Given the startup is still in its early stages, it is constantly improving itself based on customer feedback. Thus, prioritisation is DataFox’s biggest challenge, according to Janmaat.
“We have over 130 pages of customer feedback, and are constantly readjusting our roadmap to solve the hard problems that our customers are clamoring about,” he said.
That said, he said that it’s been exciting to see how fast DataFox’s engineering team can move, not only in delivering on their original product roadmap, but also delivering customer requests in a matter of weeks if not days.
“We’re excited to have found product-market fit so quickly and now want to continue to build out our platform to keep up with customers’ requests,” said Janmaat.
“We pride ourselves on our very tight feedback loop with our customers.”
Given Australia’s investment culture has been deemed to be ‘risk-averse’, it will be interesting to see whether DataFox will alter that.
Although Ruwan Weerasooriya, Founder of Rewardle and Huge Capital, admits to not being close to the DataFox story, he said that “quality data delivered in a timely manner is critical to decision making.”
“There are so many sources of content and information that it is challenging to stay across it all and filter signals from noise. A service like DataFox may be an interesting tool to streamline the information flow,” he said.

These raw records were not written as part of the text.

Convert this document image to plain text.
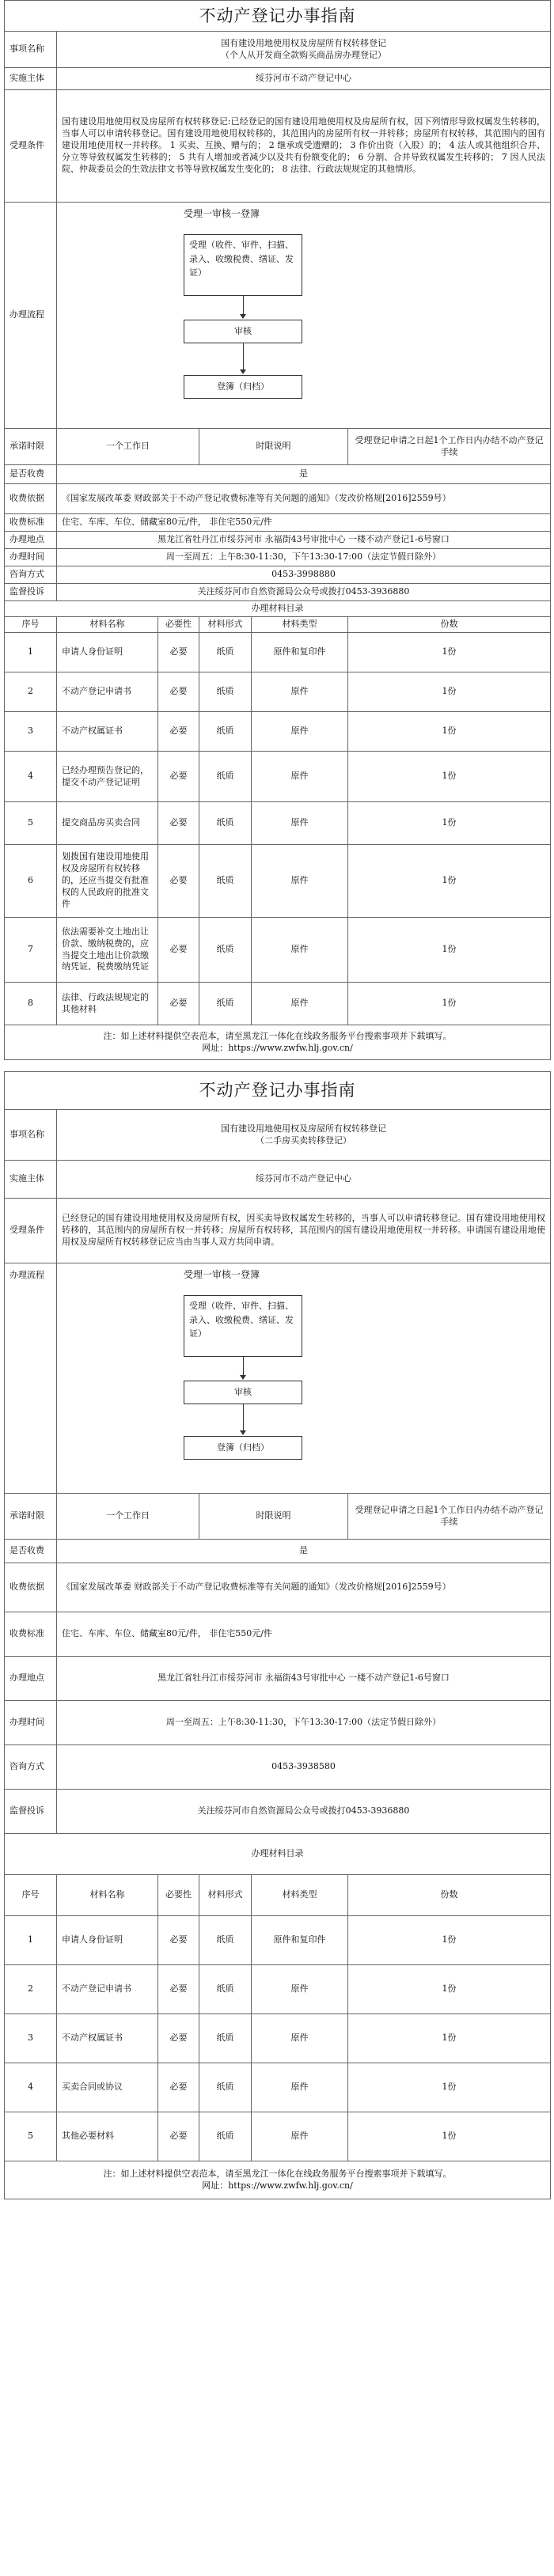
不动产登记办事指南					
事项名称	国有建设用地使用权及房屋所有权转移登记
（个人从开发商全款购买商品房办理登记）				

实施主体	绥芬河市不动产登记中心				
受理条件	国有建设用地使用权及房屋所有权转移登记:已经登记的国有建设用地使用权及房屋所有权，因下列情形导致权属发生转移的，当事人可以申请转移登记。国有建设用地使用权转移的，其范围内的房屋所有权一并转移；房屋所有权转移，其范围内的国有建设用地使用权一并转移。 1 买卖、互换、赠与的； 2 继承或受遗赠的； 3 作价出资（入股）的； 4 法人或其他组织合并、分立等导致权属发生转移的； 5 共有人增加或者减少以及共有份额变化的； 6 分割、合并导致权属发生转移的； 7 因人民法院、仲裁委员会的生效法律文书等导致权属发生变化的； 8 法律、行政法规规定的其他情形。				
办理流程	受理一审核一登簿
受理（收件、审件、扫描、录入、收缴税费、缮证、发证）
审核
登簿（归档）				

承诺时限	一个工作日		时限说明		受理登记申请之日起1个工作日内办结不动产登记手续
是否收费	是				
收费依据	《国家发展改革委 财政部关于不动产登记收费标准等有关问题的通知》（发改价格规[2016]2559号）				
收费标准	住宅、车库、车位、储藏室80元/件， 非住宅550元/件				
办理地点	黑龙江省牡丹江市绥芬河市 永福街43号审批中心 一楼不动产登记1-6号窗口				
办理时间	周一至周五：上午8:30-11:30，下午13:30-17:00（法定节假日除外）				
咨询方式	0453-3998880				
监督投诉	关注绥芬河市自然资源局公众号或拨打0453-3936880				
办理材料目录					
序号	材料名称	必要性	材料形式	材料类型	份数
1	申请人身份证明	必要	纸质	原件和复印件	1份
2	不动产登记申请书	必要	纸质	原件	1份
3	不动产权属证书	必要	纸质	原件	1份
4	已经办理预告登记的，提交不动产登记证明	必要	纸质	原件	1份
5	提交商品房买卖合同	必要	纸质	原件	1份
6	划拨国有建设用地使用权及房屋所有权转移的，还应当提交有批准权的人民政府的批准文件	必要	纸质	原件	1份
7	依法需要补交土地出让价款、缴纳税费的，应当提交土地出让价款缴纳凭证、税费缴纳凭证	必要	纸质	原件	1份
8	法律、行政法规规定的其他材料	必要	纸质	原件	1份

注：如上述材料提供空表范本，请至黑龙江一体化在线政务服务平台搜索事项并下载填写。
网址：https://www.zwfw.hlj.gov.cn/					
不动产登记办事指南					
事项名称	国有建设用地使用权及房屋所有权转移登记
（二手房买卖转移登记）				

实施主体	绥芬河市不动产登记中心				
受理条件	已经登记的国有建设用地使用权及房屋所有权，因买卖导致权属发生转移的，当事人可以申请转移登记。国有建设用地使用权转移的，其范围内的房屋所有权一并转移；房屋所有权转移，其范围内的国有建设用地使用权一并转移。申请国有建设用地使用权及房屋所有权转移登记应当由当事人双方共同申请。				
办理流程	受理一审核一登簿
受理（收件、审件、扫描、录入、收缴税费、缮证、发证）
审核
登簿（归档）				

承诺时限	一个工作日		时限说明		受理登记申请之日起1个工作日内办结不动产登记手续
是否收费	是				
收费依据	《国家发展改革委 财政部关于不动产登记收费标准等有关问题的通知》（发改价格规[2016]2559号）				
收费标准	住宅、车库、车位、储藏室80元/件， 非住宅550元/件				
办理地点	黑龙江省牡丹江市绥芬河市 永福街43号审批中心 一楼不动产登记1-6号窗口				
办理时间	周一至周五：上午8:30-11:30，下午13:30-17:00（法定节假日除外）				
咨询方式	0453-3938580				
监督投诉	关注绥芬河市自然资源局公众号或拨打0453-3936880				
办理材料目录					
序号	材料名称	必要性	材料形式	材料类型	份数
1	申请人身份证明	必要	纸质	原件和复印件	1份
2	不动产登记申请书	必要	纸质	原件	1份
3	不动产权属证书	必要	纸质	原件	1份
4	买卖合同或协议	必要	纸质	原件	1份
5	其他必要材料	必要	纸质	原件	1份

注：如上述材料提供空表范本，请至黑龙江一体化在线政务服务平台搜索事项并下载填写。
网址：https://www.zwfw.hlj.gov.cn/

Frolov from Oxygen Ventures told Startup Daily that the usefulness of tools like Crunchbase, PitchBook and DataFox depends on the stage that a company is in, in its lifecycle. “[The ] later the stage company we’re analysing, the more useful the tools I mentioned above (Crunchbase and Pitchbook) have for valuations and where Datafox can provide value.”
He added that when it comes to early-stage companies, it’s more the team and current traction that the firm is focused on when creating risk profiles for investments.
“Generally, information for investment in the tech startup scene locally is quite fragmented. Datafox may provide a means to consolidate that information into a more cohesive platform,“ said Frolov.
Bhandari, who is now the Co-Founder of Centre Wicket, and Founder of Ninyo, believes the commoditisation of data provides huge opportunities for investors and startups. He acknowledged two aspects to data – the first being, collection and storage, which he admits is becoming cheaper, more efficient and highly accessible. The second relates to customisation, configuration and analysis. Bhandari said DataFox’s utility in the local market will “depend somewhat on its ability to be customised for specific applications and also the end user’s knowledge on how to slice up and interpret large amounts of raw data, and form valuable conclusions from it.”
Although he believes that companies like DataFox have a big opportunity to be a provider of powerful but cost-effective tools, the market “may not yet have the skills and experience to take full advantage of the possibilities presented.”
“[It] may take some time and a process of education before the full benefits to customers are seen and pursued,” Bhandari added.